I actually won !!!!! I took the under on a 23 point spread, enough to cover the flight and hotel. Minus what I spent on fun stuff while here it was nearly a freebie. :lol:

And yes even the Y fans were for the most part good winners, I really only heard one idiot chanting over-rated at the conclusion. Most fans including myself were pretty humble as we knew there 50,000 pissed off OU guys waiting to kick some cougar a$$es. But as I mentioned before they were complimentary of the team and even wished us safety in our trip home.


----------



## GaryFish (Sep 7, 2007)

I never understood the chant "over rated" when you beat an opponent that is ranked. Don't people understand that diminishes their own team's accomplishment? 

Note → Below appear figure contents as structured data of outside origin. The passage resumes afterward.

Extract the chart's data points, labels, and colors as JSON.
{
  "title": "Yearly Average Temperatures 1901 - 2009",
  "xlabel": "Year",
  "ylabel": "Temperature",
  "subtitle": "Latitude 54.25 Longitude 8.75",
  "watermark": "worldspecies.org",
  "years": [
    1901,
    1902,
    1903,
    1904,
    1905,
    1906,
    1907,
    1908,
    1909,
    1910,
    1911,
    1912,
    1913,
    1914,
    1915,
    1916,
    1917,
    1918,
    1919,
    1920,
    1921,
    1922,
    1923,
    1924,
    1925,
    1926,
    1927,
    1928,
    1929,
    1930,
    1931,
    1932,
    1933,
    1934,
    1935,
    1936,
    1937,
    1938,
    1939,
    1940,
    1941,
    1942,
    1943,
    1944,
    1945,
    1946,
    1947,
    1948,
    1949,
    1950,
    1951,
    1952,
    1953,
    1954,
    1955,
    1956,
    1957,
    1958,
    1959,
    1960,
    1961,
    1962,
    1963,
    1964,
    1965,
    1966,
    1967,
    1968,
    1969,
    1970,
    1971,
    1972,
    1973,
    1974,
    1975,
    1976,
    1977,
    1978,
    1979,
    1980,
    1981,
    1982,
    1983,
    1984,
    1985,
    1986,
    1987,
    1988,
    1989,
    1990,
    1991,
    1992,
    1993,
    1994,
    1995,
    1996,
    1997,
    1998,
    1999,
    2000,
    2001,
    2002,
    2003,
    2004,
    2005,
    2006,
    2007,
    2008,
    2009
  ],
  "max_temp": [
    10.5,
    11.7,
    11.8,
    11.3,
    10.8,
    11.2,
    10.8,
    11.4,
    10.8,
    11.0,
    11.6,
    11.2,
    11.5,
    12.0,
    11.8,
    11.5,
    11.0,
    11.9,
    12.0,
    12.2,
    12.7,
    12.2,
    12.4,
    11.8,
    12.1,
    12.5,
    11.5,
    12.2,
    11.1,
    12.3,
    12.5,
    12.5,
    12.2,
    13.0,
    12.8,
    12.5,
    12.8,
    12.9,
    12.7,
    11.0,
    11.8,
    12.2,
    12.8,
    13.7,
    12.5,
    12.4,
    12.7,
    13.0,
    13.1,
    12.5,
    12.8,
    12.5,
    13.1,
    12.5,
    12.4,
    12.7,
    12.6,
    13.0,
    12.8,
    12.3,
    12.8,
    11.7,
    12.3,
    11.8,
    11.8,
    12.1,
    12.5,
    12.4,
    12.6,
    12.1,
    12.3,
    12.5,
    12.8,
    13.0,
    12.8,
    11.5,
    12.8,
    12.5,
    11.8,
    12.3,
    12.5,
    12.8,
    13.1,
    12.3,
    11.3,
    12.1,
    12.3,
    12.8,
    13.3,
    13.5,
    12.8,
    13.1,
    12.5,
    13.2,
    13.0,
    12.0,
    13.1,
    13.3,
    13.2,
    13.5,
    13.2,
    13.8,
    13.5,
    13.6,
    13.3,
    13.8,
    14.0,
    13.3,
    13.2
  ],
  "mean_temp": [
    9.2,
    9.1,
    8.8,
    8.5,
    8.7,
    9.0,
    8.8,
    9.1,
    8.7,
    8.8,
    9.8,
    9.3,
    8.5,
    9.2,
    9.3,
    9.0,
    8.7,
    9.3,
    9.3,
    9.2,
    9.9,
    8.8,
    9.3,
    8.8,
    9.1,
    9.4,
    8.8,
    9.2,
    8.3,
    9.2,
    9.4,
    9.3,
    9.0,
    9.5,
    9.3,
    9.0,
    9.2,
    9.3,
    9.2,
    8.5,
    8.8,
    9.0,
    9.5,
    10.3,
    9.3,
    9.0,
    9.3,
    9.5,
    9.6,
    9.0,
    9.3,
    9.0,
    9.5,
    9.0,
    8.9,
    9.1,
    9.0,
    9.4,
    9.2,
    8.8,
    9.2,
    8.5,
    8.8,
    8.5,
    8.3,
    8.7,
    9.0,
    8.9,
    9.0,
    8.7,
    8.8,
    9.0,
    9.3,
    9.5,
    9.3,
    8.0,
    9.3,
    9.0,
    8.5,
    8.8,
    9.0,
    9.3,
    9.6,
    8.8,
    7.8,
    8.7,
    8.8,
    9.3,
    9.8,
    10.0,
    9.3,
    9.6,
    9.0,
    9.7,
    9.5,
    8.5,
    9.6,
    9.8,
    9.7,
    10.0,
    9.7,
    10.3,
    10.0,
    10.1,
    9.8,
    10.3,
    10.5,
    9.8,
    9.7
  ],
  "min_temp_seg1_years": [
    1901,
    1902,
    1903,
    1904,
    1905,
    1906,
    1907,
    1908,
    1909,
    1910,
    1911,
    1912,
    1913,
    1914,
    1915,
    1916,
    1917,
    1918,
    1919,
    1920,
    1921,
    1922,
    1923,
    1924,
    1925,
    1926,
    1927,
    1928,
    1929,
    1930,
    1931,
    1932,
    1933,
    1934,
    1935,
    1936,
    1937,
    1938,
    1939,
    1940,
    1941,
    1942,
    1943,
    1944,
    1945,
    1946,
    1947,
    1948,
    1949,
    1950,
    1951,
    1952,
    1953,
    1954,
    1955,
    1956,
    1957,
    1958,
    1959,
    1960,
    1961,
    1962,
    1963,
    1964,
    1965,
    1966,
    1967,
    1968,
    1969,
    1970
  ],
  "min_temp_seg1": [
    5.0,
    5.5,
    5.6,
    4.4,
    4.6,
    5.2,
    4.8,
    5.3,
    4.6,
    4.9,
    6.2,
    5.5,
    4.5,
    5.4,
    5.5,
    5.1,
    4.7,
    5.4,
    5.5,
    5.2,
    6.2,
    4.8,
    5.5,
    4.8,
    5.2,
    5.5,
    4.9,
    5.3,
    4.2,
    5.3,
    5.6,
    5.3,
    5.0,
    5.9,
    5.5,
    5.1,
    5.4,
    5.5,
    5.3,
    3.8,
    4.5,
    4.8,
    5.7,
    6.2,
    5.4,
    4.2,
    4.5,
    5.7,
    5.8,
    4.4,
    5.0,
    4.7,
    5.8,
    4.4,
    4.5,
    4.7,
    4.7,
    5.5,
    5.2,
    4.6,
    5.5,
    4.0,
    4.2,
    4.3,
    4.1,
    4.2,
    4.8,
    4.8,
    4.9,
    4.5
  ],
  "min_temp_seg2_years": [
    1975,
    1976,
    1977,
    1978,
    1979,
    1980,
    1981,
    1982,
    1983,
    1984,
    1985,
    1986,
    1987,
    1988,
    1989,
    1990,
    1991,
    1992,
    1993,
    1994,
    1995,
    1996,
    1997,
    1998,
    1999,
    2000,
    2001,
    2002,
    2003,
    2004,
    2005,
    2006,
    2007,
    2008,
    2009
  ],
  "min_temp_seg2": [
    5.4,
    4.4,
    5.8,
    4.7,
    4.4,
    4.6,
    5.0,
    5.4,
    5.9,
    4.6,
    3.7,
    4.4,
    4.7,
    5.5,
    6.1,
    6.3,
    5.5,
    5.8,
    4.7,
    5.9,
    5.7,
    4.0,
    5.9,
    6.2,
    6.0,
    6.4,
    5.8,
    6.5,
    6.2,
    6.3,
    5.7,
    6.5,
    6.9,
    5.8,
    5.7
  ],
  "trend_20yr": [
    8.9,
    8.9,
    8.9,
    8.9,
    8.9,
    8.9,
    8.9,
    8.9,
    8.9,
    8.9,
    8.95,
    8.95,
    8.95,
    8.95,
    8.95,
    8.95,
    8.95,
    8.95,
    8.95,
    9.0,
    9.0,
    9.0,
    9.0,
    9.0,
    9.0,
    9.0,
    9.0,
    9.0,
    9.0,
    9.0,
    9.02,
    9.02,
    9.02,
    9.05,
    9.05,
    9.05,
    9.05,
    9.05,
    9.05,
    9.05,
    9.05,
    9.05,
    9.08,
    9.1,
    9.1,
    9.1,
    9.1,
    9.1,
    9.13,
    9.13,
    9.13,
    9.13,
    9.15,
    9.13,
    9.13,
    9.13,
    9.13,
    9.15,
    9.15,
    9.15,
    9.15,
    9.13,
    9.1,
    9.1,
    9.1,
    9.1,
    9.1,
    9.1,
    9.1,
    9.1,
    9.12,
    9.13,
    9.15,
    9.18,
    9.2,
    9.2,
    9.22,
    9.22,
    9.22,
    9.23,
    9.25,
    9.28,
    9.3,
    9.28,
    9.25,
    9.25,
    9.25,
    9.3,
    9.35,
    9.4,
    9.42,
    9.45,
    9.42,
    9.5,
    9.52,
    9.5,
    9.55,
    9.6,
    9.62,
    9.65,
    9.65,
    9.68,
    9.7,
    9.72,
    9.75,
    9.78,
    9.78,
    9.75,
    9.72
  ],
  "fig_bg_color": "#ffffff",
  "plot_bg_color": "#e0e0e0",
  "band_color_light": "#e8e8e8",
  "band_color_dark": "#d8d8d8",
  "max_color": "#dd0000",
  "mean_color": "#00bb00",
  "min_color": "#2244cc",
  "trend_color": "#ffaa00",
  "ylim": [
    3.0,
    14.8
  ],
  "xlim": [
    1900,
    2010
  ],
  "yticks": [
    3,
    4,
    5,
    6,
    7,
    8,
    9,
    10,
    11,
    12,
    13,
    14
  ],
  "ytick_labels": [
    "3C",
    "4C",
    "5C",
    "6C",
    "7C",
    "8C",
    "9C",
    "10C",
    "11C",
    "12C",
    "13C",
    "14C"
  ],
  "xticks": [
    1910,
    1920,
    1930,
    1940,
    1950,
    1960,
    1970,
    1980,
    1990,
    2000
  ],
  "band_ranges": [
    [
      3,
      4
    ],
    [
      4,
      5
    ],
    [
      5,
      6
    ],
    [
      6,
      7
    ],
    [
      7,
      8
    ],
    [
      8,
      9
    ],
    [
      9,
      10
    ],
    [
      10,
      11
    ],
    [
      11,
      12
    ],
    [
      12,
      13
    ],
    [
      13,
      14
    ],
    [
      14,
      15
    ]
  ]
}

Glad you enjoyed the game. From TV, you could see the air get sucked out of the OU fans when Bradford went down. One stat ESPN put up on the website was that OU has lost their last 3 non-home games against MWC teams. Very interesting I think. 

Go Cougs.


----------



## xxxxxxBirdDogger (Mar 7, 2008)

It's amazing what some speed on the corners allowed that defense to do, isn't it? BYU rarely blitzed last year. Bronco and Jaime took a play out of the Kyle Whittingham playbook and brought in some speed from the JC ranks. They had guys coming from all directions last night. It looked like a return to the '05-'07 years. I believe I'll marinate my crow in something before I grill it.  How do you guys like yours?


----------



## Huge29 (Sep 17, 2007)

WOW!!!!!!!!!!!!!!!!!
My brother just returned from Dallas and he had a much different version of how the OU fans behaved themselves, wow!! 
Where to start? 



So, a Y fan is leaving the stadium and a very drunk OU fan looking for a fight has his kids and a friend with him. The friend is trying to calm down the drunk guy using all kinds of colorful adjectives that this Y fan had never even thought of apparently. Fan's wife tells the guy that he should be ashamed to behave in such a way in front of his kids, and drunk yells you f*&&*&-ing *****.... Fan turns around and says you get one chance to apologize, No one talks to my wife that way. You can imagine that drunk decided to further his innovation of the English language with never-before-thought-of combinations of expletives slurred forth. Well, next thing you know a size 12 meets drunk square in the face and the back of the drunks head is bleeding from hitting the concrete. Apparently, security guards (private I will assume) witness the event. Fan is awaiting his arrest when the guards indicate that they will escort him to his car. Apparently the guards said something to the effect of "someone had to do it, better you than I." I think they were Texas fans, who strongly dislike OU fans, from what I can gather of the guy who had his testicles removed by hand in Oklahoma for wearing a Texas shirt in a bar, or was it vice-versa? Any who, I guess liquid courage could create such a situation anywhere and one single fan should not cast a large cloud over all of the OU fans.


----------



## orvis1 (Sep 7, 2007)

We listened to the OU broadcast of the game and they gave hardly any credit to the Y. They blamed it on bradford going down and the penalties. I was impressed good for the Y and the MWC now we have beaten Alabama and OU, so much for the argument of not playing anyone huh?


----------